The Business of the naval and marine Department, will I hope be soon put in a better Train than it has been. A Board of Assistants has been appointed here, consisting of three Gentlemen, not Members of Congress, whose whole Time is devoted to the service. Mr. Hopkinson, Coll Nixon, and Mr. John Wharton are the Men. The first is a Gentleman of Letters, the second an able Merchant, the third an eminent shipwright.1
There is a Talk of appointing a similar Board at Boston, and a Commissioner at every considerable Port in N. England. Who would be proper Persons for these Places? They should be well acquainted with Navigation. They should be, well informed in Trade. They should be Men of Character and Credit.
The Marine Committee, have lately received Letters from { 145 } Captns. Thompson,2 McNeal, and several others, pointing out Defects, Abuses and Mismanagements, and proposing Plans of Improvement, Redress and Reformation. These will do good. This is the Way to have things go right; for officers to correspond constantly with Congress, and communicate their sentiments freely.
McNeal, I Suppose, by his Letter, before this, has Sailed, and I hope your Embargo is off, before now, that the Privateers may have fair Play.3 Indeed I am sorry it was ever laid. I am against all shackles upon Trade. Let the Spirit of the People have its own Way, and it will do something. I doubt much whether you have got an hundred soldiers the more for your Embargo and perhaps you have missed Opportunities of taking many Prizes and several Hundreds of seamen.
South Carolina Seems to display, a Spirit of Enterprize in Trade, Superiour to any other State. They have Salt at half a Dollar a Bushell, and dry Goods in great Plenty tho dear. Many french Vessells have arrived there. Some Bermudians and some of their own. They have exported their Crop of Indigo and a great deal of Rice. They have some Privateers, and have made several Prizes.

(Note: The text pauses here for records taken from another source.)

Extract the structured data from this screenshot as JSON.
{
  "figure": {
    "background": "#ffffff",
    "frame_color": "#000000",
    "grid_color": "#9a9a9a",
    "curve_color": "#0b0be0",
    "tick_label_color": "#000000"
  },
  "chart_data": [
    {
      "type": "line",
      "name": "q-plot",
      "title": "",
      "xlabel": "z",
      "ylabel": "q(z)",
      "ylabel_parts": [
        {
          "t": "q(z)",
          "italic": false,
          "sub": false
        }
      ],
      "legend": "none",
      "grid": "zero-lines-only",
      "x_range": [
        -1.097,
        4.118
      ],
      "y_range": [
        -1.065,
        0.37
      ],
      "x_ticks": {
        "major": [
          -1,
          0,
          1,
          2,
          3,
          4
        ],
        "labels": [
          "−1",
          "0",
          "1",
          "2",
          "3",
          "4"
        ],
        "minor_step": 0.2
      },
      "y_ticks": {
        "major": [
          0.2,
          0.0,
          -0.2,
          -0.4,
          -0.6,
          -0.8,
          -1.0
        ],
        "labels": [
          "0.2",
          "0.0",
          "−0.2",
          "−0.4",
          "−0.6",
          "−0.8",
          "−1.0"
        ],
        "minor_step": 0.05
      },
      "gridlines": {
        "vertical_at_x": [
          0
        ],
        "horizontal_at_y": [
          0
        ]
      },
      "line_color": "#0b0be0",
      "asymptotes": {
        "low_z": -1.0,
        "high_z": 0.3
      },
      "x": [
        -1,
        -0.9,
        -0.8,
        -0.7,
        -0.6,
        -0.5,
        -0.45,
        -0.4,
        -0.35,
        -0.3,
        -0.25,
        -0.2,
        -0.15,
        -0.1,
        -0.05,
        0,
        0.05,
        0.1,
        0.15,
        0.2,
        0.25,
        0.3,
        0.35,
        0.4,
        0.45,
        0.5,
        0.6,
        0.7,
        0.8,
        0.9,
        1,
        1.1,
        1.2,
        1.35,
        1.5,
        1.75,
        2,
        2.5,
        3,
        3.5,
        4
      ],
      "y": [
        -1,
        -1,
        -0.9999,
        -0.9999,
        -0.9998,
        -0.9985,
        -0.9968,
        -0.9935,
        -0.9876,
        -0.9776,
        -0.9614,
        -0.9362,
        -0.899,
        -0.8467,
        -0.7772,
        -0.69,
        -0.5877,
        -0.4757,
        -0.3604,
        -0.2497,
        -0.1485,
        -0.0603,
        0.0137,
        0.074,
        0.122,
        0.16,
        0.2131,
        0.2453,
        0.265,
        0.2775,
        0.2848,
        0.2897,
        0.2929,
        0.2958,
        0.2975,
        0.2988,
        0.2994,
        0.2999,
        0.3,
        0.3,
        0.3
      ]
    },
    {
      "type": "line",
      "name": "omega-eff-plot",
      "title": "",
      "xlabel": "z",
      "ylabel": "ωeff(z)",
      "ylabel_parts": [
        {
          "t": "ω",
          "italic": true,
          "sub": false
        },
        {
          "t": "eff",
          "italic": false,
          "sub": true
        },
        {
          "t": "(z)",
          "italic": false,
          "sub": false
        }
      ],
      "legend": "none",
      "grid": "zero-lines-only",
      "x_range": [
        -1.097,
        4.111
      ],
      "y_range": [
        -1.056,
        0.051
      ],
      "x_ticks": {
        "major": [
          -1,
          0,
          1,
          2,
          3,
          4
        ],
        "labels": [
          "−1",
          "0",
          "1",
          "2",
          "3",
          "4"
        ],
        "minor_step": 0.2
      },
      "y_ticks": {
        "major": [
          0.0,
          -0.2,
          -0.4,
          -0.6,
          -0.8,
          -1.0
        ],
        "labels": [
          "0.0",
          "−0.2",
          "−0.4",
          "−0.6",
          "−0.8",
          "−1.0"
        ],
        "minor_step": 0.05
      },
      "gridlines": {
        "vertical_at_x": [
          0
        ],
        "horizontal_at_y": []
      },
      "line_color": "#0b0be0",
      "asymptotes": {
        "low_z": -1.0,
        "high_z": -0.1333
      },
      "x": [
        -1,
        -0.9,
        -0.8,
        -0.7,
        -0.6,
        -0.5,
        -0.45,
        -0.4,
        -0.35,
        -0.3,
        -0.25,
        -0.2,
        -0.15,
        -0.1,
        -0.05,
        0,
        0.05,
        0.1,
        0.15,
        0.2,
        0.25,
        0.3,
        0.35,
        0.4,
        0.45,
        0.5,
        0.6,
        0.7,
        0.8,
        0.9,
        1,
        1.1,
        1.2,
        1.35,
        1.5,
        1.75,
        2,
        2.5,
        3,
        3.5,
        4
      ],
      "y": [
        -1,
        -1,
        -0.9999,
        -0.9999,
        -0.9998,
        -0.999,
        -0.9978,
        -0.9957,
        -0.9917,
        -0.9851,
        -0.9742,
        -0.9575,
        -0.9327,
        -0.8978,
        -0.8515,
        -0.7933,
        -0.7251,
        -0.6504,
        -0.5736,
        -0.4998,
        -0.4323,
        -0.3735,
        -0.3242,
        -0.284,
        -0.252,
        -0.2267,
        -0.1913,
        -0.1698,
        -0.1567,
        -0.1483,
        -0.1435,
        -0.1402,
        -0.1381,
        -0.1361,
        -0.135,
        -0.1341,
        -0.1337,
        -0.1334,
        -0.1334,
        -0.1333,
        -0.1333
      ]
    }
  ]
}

Tobacco too, begins to be exported in large Quantities, from Maryland, Virginia, and North Carolina. Vessells sell at very high Prices in all these states. In short in one more Year, I fancy Trade will be brisk, in every Part of the Continent, except with Us, the Destruction of whose Fishery, has deprived Us, of our staple, and left Us nothing to export. We must build ships and cutt Masts, and take Fish with our Privateers &c. I am &c.
RC (MHi:Warren-Adams Coll.); docketed: “Mr J. A Lettr Ap 77.”
1. JA is repeating here information that he furnished in the second letter to Warren of 18 March (above), which he probably did not send. Warren had complained about mismanagement of the Continental Navy in his letter to JA of 22 Feb. (above). See JA to Warren, 6 April (below).
2. Capt. Thomas Thompson, commander of the Continental frigate Raleigh ( Naval Docs. Amer. Rev. , 7:135, note 2).
3. On 8 Dec. 1776, in order to conserve manpower for the army, the General Court established an embargo on all vessels except those fitted out by the United States, the several states, or the Massachusetts Board of War. Ships could leave port only to proceed to another port within the state. Exceptions were made on occasion, and an important modification on 7 April permitted privateering from towns that had raised their quotas of men for the army. By resolution of 19 April such privateers were not permitted to enlist men from the other New England states. The embargo was not completely lifted until 20 May (Mass., Province Laws , 19:713–714, 721, 771, 773, 824, 864, 898–899, 928).